I didn’t care to watch the submarine races, so I got out of the car in my white organdy formal, and started walking. Suddenly, out of the night appeared a soldier pointing a rifle at me. He was saying, “Halt or I’ll shoot. Halt or I’ll shoot. Halt or I’ll shoot.” He looked no older than seventeen, and seemed to be scared as his voice quavered. He talked so low I could not have understood him if I hadn’t heard that that was the required command. I called out, equally scared, “I’ve halted. I’ve halted, I’ve halted.” At that point Gordon caught up with me, escorted me back to the car, and we drove back down to the highway. I learned later that Diamond Head, an extinct volcano, was the site of an ammunition dump.

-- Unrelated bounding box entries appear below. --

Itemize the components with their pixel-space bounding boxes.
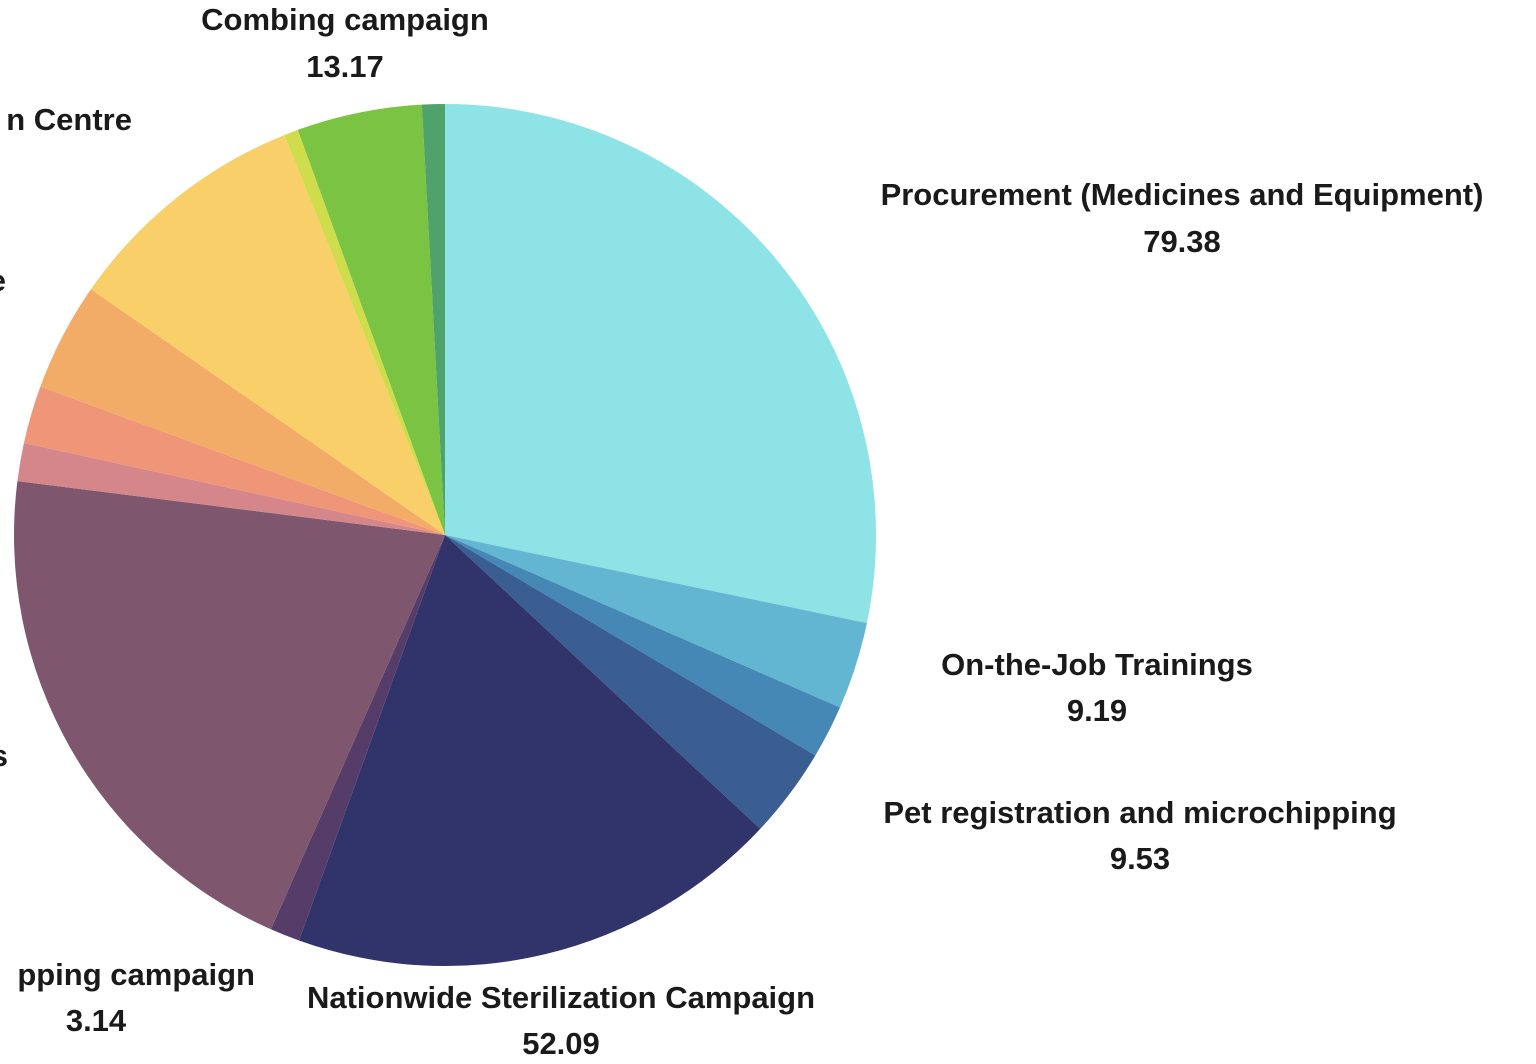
pie-slice [13, 481, 445, 930]
pie-slice [284, 129, 445, 536]
pie-slice [270, 535, 445, 941]
slice-label: Nationwide Sterilization Campaign [307, 980, 815, 1015]
slice-value: 9.53 [1110, 841, 1170, 876]
pie-slice [445, 535, 840, 756]
pie-slice [40, 289, 445, 535]
pie-slice [17, 443, 445, 535]
slice-label: Procurement (Medicines and Equipment) [881, 177, 1484, 212]
slice-value: 79.38 [1143, 224, 1221, 259]
pie-slice [298, 535, 761, 967]
slice-label: s [0, 738, 8, 773]
pie-slice [90, 135, 446, 535]
pie-slice [445, 535, 816, 829]
slice-label: Combing campaign [201, 2, 489, 37]
slice-value: 13.17 [306, 49, 384, 84]
pie-slice [23, 386, 446, 535]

With Leslie gone and war seeming imminent, my mother decided we should get back to the Mainland, and got us booked on a Navy Transport Ship. We sailed to San Francisco in February of 1941. She felt we would be safer inland, away from the coast, so she bought a small house on a couple of acres about twenty miles east of Santa Rosa, California. She and I lived there, awaiting the end of the war and the time Leslie would return home. I was going to Santa Rosa Junior College.
On December 7th, 1941, she was in bed, knitting. I was up—perhaps I had been out and just come home. The radio was on, and the news flash came through that Pearl Harbor had been bombed by the Japanese. She lay there stunned, and then cried, “No, no!” She flailed her legs as though having a temper tantrum, and then she was quiet for a long time.
I remember nothing more than that. For myself, I was always completely bewildered that the U.S. armed forces could have been so surprised when they had been preparing for an attack for so long.